La gran 'vanitas' de Amat
El Mural de les olles que ha realizado Frederic Amat enla fachada trasera del Mercat de Les Flors, en Barcelona, es un enorme fresco en el que se entremezclan símbolos de vida y muerte dentro de un paisaje formado por cientos de ollas de barro.
Frederic Amat, en su ejemplar y generoso viaje por las excelencias escénicas, ha hecho por fin hablar a las paredes. El fructífero secreto de la representación de este autor, que siempre ha permitido que sus demonios privados se llevaran lo mejor de su instinto plástico, convierte la idea de la muerte en algo lujurioso y volátil, y a la vez de arrolladora inmanencia. El Mural de les olles, un enorme y sugerente 'fresco' en tres dimensiones donde cientos de recipientes de barro parecen ir cayendo en cascada desde la fachada trasera del Mercat de Les Flors -un encargo de la Diputación de Barcelona para la nueva sede del Institut del Teatre- le ha llevado al límite de su lenguaje y es su obra más auténtica aunque, paradójicamente, la menos interiorizada, la gran justificación de la vida por la vida, la olla que alimenta, pero también los restos que trae la marea, una tremenda vanitas que se expresa en primer plano en una nueva mímesis que lo relaciona con El osario picassiano (1944), las Foules (1989) y el homenaje Al pueblo sudafricano (1994), de Saura, el banquete de pechos en Destruction of the father (1974), de Louise Bourgeois, o la gran pared blanca salpicada de caretas de látex -Little sperms (1997)- de Maurizio Cattelan.
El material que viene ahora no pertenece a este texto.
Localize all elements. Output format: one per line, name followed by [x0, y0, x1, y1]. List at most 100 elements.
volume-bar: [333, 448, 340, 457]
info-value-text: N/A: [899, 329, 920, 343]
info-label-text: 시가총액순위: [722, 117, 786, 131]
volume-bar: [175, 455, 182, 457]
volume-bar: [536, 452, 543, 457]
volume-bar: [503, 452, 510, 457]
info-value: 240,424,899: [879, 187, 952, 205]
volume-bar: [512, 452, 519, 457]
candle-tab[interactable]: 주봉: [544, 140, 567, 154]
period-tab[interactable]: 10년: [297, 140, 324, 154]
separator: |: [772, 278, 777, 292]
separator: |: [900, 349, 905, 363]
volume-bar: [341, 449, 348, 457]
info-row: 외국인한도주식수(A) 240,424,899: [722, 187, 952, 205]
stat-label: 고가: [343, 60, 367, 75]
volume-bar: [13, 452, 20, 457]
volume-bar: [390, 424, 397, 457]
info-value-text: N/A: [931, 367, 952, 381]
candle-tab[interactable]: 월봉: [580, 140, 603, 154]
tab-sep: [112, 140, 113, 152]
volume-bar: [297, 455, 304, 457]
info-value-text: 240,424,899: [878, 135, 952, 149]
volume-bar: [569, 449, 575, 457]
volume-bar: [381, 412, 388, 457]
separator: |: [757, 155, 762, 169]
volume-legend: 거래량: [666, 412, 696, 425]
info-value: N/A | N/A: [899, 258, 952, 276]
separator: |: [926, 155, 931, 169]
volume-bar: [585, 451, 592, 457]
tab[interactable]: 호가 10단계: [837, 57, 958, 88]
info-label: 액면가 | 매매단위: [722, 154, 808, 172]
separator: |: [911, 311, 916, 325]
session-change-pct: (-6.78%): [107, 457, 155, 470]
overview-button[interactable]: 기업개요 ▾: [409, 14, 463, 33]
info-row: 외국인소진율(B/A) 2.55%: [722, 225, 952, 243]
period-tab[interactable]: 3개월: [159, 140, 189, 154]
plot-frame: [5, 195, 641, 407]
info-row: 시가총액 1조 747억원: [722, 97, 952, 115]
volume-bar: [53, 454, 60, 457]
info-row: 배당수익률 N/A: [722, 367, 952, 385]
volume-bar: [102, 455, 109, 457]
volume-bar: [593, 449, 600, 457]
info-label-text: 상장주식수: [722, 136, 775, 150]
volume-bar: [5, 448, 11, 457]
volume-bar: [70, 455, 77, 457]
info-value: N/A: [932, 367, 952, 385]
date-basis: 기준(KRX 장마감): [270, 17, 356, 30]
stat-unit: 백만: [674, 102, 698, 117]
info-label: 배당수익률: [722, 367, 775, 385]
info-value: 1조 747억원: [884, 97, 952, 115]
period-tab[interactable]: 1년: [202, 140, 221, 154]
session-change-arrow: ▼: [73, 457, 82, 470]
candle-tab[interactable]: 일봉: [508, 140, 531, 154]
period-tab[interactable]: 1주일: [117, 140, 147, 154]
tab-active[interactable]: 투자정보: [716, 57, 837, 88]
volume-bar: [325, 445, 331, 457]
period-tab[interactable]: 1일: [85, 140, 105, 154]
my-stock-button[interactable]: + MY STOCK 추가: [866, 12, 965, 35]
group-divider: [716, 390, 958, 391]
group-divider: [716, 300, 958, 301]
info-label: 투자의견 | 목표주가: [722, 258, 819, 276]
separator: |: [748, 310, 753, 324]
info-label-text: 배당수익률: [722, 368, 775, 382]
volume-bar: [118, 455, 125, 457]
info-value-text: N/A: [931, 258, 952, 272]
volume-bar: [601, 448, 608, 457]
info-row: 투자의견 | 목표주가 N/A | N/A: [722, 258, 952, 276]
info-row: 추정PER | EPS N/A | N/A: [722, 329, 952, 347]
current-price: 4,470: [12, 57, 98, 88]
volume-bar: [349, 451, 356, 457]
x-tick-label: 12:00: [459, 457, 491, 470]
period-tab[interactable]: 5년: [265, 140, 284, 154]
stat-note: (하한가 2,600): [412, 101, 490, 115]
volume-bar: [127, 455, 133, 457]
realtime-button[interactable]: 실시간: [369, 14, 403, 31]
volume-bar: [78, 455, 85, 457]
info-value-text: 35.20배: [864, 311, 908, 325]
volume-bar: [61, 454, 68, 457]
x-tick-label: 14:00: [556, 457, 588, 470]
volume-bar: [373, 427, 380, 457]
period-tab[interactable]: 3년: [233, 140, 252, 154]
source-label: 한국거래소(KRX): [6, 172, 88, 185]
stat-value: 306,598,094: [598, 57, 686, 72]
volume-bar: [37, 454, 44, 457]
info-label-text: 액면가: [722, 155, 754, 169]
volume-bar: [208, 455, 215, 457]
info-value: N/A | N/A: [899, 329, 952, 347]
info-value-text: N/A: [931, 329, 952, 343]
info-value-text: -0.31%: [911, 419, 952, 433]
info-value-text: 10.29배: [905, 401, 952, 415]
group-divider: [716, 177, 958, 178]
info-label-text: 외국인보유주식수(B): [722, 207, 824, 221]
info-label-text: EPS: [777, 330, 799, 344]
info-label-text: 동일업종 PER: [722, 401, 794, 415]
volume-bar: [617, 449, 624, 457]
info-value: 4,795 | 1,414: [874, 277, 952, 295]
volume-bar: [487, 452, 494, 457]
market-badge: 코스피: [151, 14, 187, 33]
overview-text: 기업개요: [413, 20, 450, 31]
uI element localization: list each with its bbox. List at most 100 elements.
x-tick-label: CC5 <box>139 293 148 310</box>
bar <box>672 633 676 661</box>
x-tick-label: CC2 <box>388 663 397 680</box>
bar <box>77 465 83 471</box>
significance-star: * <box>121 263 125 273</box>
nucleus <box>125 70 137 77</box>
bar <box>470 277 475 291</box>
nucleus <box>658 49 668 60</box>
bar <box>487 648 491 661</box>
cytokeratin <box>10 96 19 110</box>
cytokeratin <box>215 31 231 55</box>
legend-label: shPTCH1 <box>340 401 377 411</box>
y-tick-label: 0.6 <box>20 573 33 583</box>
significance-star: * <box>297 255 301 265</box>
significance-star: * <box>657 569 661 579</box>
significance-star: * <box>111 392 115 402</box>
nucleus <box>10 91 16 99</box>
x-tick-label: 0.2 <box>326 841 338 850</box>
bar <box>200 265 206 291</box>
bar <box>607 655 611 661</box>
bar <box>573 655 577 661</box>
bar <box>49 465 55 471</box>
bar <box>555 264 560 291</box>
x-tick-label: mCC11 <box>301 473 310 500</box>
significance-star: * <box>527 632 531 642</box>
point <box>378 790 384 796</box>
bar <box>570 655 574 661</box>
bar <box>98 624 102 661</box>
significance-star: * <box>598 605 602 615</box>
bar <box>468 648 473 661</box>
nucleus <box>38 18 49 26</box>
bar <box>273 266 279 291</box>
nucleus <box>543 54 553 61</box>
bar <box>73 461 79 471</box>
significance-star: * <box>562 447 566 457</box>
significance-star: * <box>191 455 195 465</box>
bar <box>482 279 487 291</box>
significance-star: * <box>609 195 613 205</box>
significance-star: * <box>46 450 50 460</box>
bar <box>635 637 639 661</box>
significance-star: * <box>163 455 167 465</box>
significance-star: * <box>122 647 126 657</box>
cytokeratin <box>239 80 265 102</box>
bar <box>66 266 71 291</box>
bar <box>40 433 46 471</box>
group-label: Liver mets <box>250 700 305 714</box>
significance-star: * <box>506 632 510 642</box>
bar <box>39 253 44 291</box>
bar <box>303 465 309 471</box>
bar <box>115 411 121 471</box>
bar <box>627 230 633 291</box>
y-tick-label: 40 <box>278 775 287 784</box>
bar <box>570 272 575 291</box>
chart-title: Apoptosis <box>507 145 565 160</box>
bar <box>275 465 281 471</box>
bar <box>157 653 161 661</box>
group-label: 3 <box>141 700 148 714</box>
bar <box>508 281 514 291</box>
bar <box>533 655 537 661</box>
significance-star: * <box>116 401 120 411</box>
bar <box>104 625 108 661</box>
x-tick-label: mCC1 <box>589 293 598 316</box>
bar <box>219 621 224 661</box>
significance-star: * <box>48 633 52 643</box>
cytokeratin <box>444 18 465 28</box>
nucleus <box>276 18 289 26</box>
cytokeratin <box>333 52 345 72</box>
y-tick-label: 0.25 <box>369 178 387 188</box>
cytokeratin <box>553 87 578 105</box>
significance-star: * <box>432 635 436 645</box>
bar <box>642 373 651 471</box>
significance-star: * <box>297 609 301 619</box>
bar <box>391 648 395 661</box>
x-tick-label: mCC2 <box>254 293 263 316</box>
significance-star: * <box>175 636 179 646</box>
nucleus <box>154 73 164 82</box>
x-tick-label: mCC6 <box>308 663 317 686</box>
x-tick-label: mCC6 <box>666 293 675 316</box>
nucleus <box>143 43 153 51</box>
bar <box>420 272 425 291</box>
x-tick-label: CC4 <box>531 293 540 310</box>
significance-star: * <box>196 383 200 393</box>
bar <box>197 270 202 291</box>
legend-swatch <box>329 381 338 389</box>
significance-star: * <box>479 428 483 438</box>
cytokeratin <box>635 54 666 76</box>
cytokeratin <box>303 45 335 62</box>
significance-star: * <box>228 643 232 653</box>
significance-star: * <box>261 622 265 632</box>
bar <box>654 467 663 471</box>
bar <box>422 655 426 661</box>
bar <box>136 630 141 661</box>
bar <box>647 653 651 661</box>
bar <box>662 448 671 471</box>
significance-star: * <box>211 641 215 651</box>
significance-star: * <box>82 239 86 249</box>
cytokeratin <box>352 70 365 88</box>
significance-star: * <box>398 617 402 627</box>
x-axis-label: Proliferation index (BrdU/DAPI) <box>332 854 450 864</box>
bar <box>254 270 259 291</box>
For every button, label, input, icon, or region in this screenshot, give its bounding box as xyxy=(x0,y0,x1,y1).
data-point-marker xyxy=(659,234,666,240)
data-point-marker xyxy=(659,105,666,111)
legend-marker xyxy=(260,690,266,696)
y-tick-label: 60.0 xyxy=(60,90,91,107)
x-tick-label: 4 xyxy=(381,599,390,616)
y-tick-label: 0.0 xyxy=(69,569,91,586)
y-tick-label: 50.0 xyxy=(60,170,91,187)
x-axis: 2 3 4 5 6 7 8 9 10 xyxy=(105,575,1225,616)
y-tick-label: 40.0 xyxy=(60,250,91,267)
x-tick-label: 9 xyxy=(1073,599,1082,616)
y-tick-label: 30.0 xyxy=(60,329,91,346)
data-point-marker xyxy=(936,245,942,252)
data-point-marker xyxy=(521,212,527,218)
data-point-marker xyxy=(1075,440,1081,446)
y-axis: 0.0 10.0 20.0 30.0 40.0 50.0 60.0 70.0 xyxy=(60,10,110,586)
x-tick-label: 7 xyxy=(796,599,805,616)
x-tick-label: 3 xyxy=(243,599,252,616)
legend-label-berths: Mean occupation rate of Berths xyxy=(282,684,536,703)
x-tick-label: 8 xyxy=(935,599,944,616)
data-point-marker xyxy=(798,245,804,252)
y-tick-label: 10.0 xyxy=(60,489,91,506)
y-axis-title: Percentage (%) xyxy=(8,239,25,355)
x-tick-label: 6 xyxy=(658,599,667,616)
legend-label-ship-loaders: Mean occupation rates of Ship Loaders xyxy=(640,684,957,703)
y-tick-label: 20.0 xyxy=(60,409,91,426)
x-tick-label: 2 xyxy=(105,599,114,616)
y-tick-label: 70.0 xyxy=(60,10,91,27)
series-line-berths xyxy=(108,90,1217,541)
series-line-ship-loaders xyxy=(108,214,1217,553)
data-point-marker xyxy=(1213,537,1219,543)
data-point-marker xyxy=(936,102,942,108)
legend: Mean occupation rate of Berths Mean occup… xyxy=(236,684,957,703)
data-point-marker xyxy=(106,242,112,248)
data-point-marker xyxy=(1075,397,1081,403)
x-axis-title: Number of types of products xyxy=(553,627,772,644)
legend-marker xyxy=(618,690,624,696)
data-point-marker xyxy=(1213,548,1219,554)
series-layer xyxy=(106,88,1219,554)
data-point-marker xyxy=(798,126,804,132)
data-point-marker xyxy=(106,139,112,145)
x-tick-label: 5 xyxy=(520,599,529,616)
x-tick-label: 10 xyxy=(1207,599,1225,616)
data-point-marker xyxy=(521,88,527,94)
Amat descubrió casualmente en la India las involuciones de los cuerpos amados en un paisaje de cientos de ollas de barro dispersas por el suelo, como un gran campo santo, y se negó a convertirlas en amaneramiento. Después de dos días de reposo del fuego en el taller que el ceramista Gardy Artigas tiene en Gallifa, cada uno de estos recipientes ha sido capaz de ocultar su secreto: se vuelven hacia nosotros, nos miran como una sibila en la penumbra; otros están callados y aguardan el último crepúsculo tras haber sido golpeados, arañados o modelados por el artista como actos de violencia eruptiva. En el gran happening de Amat se intuye su ansiedad de ser un pintor desdoblado en escenógrafo y poeta. La musa del artista es la lujuriosa Venus que inspira la meditación erótica de un estallido de pechos, pero también la aterradora Juno que esparce una gran variedad étnica de sexos de otras tantas Forquiadas y hembras dominantes. Como en el lamento de Borges, Quiero el tiempo convertido en una plaza, Amat ha hecho implosionar la psique colectiva en un inmenso ectoplasma, solamente retenido por dos pesados zócalos de hierro de gran plasticidad, pues evocan la historia de la autodestrucción humana absorbida en el paisaje.
Todos los mitos consiguen ganar este cielo granate, el telón como un paraíso donde todavía se puede imitar la vida o las condiciones de nuestra existencia. En esta comedia plautiana, la olla celebra su propio poder de representación y a la vez ofrece una imagen poética grandiosa que considera el descenso a los infiernos una terrible metáfora. Pero Amat cede toda autoridad a una doctrina que sólo acepta la afirmación de las pulsiones más íntimas en un espectáculo barroco. Ante él nos queda la persistente visión de unas ideas pictóricas creadas a lo grande y liberadas de su embalaje comercial, la más puramente óptica que también supone la domesticación de un espacio vertical.